It’s the first Saturday of the month which means it’s time for another Six Degrees of Separation, hosted by Kate of Books are my Favourite and Best. The idea is that Kate chooses a book to use as a starting point and then we have to link it to six other books of our choice to form a chain. A book doesn’t have to be connected to all of the others on the list – only to the one next to it in the chain.
This month we’re starting with The End of the Affair by Graham Greene. As usual, it’s a book that I haven’t read! Here’s what it’s about:
“This is a record of hate far more than of love,” writes Maurice Bendrix in the opening passages of The End of the Affair, and it is a strange hate indeed that compels him to set down the retrospective account of his adulterous affair with Sarah Miles.

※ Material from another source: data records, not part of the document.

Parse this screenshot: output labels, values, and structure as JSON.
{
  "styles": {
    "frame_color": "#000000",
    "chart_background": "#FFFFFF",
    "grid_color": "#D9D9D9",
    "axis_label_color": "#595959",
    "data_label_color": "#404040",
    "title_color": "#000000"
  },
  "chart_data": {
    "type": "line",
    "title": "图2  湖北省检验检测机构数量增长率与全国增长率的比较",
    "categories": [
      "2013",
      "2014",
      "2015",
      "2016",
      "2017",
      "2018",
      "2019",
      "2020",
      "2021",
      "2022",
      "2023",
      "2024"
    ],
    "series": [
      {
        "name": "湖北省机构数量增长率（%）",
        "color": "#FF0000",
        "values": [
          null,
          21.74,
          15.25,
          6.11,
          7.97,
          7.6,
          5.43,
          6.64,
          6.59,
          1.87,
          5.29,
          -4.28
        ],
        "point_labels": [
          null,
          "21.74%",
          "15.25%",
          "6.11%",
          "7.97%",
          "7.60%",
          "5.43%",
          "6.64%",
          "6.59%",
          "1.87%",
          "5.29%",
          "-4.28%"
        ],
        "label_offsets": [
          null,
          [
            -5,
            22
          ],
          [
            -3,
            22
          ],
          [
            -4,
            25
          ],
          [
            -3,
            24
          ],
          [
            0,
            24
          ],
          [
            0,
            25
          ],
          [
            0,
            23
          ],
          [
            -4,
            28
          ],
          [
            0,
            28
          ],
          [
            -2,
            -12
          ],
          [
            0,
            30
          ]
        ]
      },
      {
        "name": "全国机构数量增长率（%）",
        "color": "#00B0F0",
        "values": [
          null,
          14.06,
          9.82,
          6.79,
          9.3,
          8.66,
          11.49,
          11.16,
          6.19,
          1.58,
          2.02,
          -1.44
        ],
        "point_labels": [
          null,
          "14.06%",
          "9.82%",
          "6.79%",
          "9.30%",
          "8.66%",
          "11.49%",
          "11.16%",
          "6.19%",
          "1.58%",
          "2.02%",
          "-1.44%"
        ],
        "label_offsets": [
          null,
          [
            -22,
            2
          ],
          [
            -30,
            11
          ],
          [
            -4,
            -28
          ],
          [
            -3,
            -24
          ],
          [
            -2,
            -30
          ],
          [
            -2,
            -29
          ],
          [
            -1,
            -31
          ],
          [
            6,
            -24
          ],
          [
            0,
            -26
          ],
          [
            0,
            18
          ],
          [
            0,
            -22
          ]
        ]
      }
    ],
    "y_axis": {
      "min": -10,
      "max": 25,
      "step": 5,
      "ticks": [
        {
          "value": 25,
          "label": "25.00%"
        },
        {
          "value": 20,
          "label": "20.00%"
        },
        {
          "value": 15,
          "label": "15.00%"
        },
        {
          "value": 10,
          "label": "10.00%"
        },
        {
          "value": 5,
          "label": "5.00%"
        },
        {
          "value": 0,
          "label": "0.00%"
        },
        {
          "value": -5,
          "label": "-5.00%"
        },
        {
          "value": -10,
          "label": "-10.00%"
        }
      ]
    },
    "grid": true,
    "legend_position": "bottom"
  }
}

Now, a year after Sarah’s death, Bendrix seeks to exorcise the persistence of his passion by retracing its course from obsessive love to love-hate. At first, he believes he hates Sarah and her husband, Henry. Yet as he delves deeper into his emotional outlook, Bendrix’s hatred shifts to the God he feels has broken his life, but whose existence at last comes to recognize.
I really didn’t know where to start with this month’s chain. I haven’t read anything at all by Graham Greene, so I tried to think of other books about the end of an affair but came up with nothing. I’m afraid I’ll have to take the easy way out and just link to another book with the word ‘affair’ in the title: The Daffodil Affair by Michael Innes (1). This is part of the Inspector Appleby mystery series but is not a typical detective novel at all. It has a very bizarre plot involving a mind-reading horse, a missing girl and a haunted house! It’s not an Appleby novel that I can recommend; I found it too strange and not what I’d expected when I picked it up.
Daffodil is the name of the horse in the above novel; a book which really is about a flower is The Black Tulip by Alexandre Dumas (2). Dumas is a favourite author of mine and although this book, set in the Netherlands in the 17th century, is much less well known than The Count of Monte Cristo or The Three Musketeers, I still loved it. A book about a contest between two men who both hope to grow the world’s first black tulip may not sound very exciting, but in Dumas’ hands it certainly is! It actually has some similar themes to The Count of Monte Cristo, but is a much shorter novel and could be a good starting point if you’re new to Dumas and daunted by the length of his other books.
Rags of Time by Michael Ward (3) is the first book in a series of historical mysteries featuring Tom Tallant, a London spice merchant, and set, like The Black Tulip, in the 17th century. This first novel takes us to Amsterdam during the period known as ‘Tulipmania’ where tulip bulbs are being bought and sold for higher and higher prices. I found this part of the book fascinating, particularly the descriptions of the Dutch practice of windhandel, or ‘trading in promises’. As I was putting this post together, I noticed that the cover of the book says “The murder was just the beginning of the affair,” so I could actually have linked this to The End of the Affair and used it as the first link in my chain!
In Rags of Time, Tom teams up with Elizabeth Seymour, a young woman who is a keen astronomer. Swithin St Cleeve in Two on a Tower by Thomas Hardy (4), is also an astronomer – or at least he dreams of becoming one. When Lady Constantine allows him to create an observatory in a tower on her land, the two meet in the tower to study the beauty of the night sky and gradually begin to fall in love, determined to overcome their differences in class and age. I found this a gentler story than some of Hardy’s others, less tragic but also less moving and although it’s still a book that I liked very much, it’s not a favourite of mine.
Although I don’t think Two on a Tower is one of his very best novels, I do love Thomas Hardy and have read most of his books now. A few years ago, I enjoyed dipping into this brief but beautiful guide to his life and work by Jane Drake, titled simply Thomas Hardy (5). The book includes a fold-out map of Hardy’s fictional Wessex, illustrations and colour photographs, some snippets of biographical information, quotations and extracts from several of his novels and poems. At only 32 pages, it’s too short to be completely satisfying and you won’t really learn a lot from it, but I think it would make a nice gift for a Hardy fan.
Drake is also the surname of Erica Drake, one of the main characters in Gwethalyn Graham’s Earth and High Heaven (6). This 1944 novel published by Persephone is set in Canada and follows Erica’s relationship with Marc Reiser. Marc comes from a Jewish family and Erica’s parents – who are English-Canadian – refuse to accept him as a suitable husband for their daughter. This fascinating novel explores the tensions and divisions between these two groups, and also the French-Canadian community. I enjoyed this book and, like many Persephones, it explores themes that are still important and relevant today.
And that’s my chain for March! My links have included the word ‘affair’, flowers, Tulipmania, astronomers, Hardy’s Wessex and the name Drake.
Next month we’ll be starting with Our Wives Under the Sea by Julia Armfield.